How do you actually compare true trading costs when choosing between multiple brokers?

I’ve been looking at different brokers and I’m realizing I don’t actually have a clear way to compare them fairly. Some have tight spreads but high commissions, others have wider spreads with rebates attached.

I want to understand how to calculate your true total cost per share, especially when rebates like GlobeGain are involved. Should I be adding everything together (spread + commission - rebate)? Or is there a simpler way?

I’m also curious if anyone actually does this comparison regularly, and whether it’s changed which brokers they use.

How do you actually measure fair cost comparison between brokers?

True cost calculation is simple but most traders skip it. Here’s the formula:

Total cost per lot = Spread (in pips) + Commission (converted to pips) - Rebate (in pips) = Your real cost.

Example with EUR/USD:
Broker A: 0.9 pip spread, no commission, 0.3 pip rebate = 0.6 pip net cost per lot.
Broker B: 1.8 pip spread, 0.5 pip commission, 0.5 pip rebate = 1.8 pip net cost per lot.

Broker A wins. It looks more expensive at first, but rebates swing the math.

The critical step: don’t compare static numbers. Trade each broker for 1-2 weeks with identical position sizes and strategies. Track everything. The real winner is the broker with the lowest actual cost for YOUR trading style.

I did this comparison last year and switched brokers because the math showed it clearly. Rebates completely changed the outcome.

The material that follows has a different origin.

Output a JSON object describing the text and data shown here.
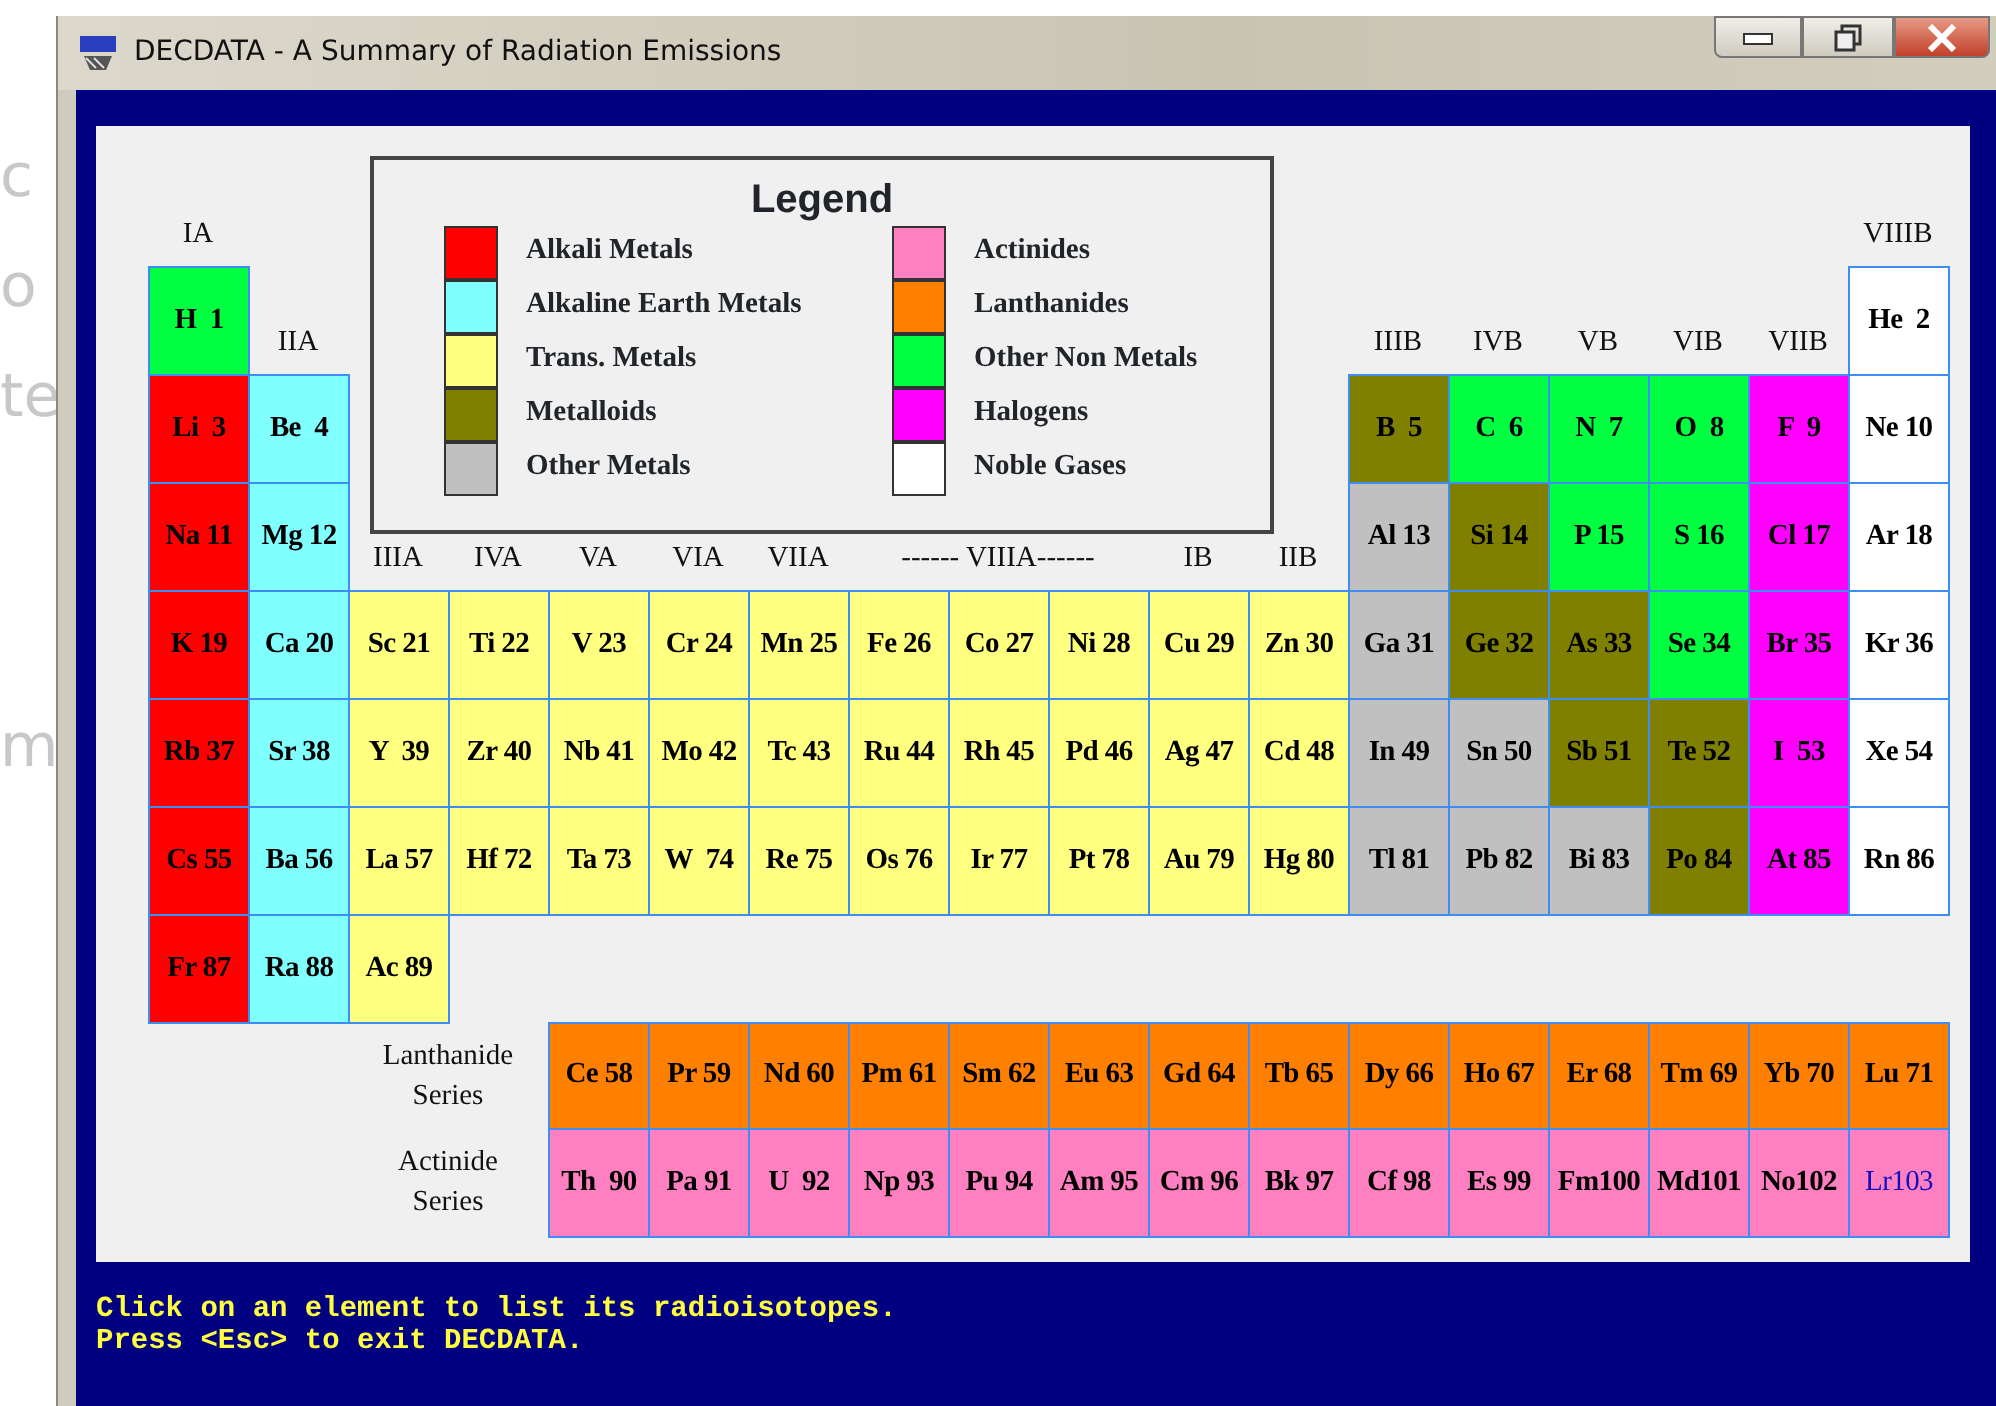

Cost comparison changed my entire approach to broker selection. I used to just look at spreads and feel like I was comparing apples to apples. I wasn’t.

What I do now: for any broker I’m considering, I calculate my average trade cost including rebates over my last 100 trades. That’s my yardstick.

For example, on Deriv with GlobeGain rebates, my average EUR/USD cost came to 0.7 pips including everything. On another broker with “better spreads” but no rebate, my average was 0.95 pips. The numbers are completely different when you measure what actually matters.

The learning: commission and rebates matter as much as spreads. Ignoring them costs you real money.

Calculate: spread plus commission minus rebate equals real cost.

I started tracking this more carefully about six months ago and it actually made a big difference. When you put numbers on paper and compare them honestly, you often find the broker you think is cheapest actually isn’t.

The key is being consistent with how you measure. I use the same formula for every broker I test, so the comparisons are fair.

It doesn’t take long to see the pattern. Usually one broker is clearly better than the others once you look at real costs.

I just look at total cost now instead of guessing. Rebates matter more than I thought.

Track fifty trades per broker. Compare numbers. Decision becomes obvious.

I actually built a simple spreadsheet that calculates this for me now. Every trade auto-populates the cost. After 100 trades, I have a crystal-clear picture of whether I should stay or leave.

This approach removes emotion from broker decisions. It’s just math.

The honest truth: most traders never actually do this calculation, so they’re always wondering if they picked the right broker. Once you do it, you know for sure.

Math wins. Feelings lose. Always track.

Bottom line: calculate true cost (spread + commission - rebate). Test each broker with real money over 1-2 weeks. Compare the average cost per trade. The winner is objective, not subjective.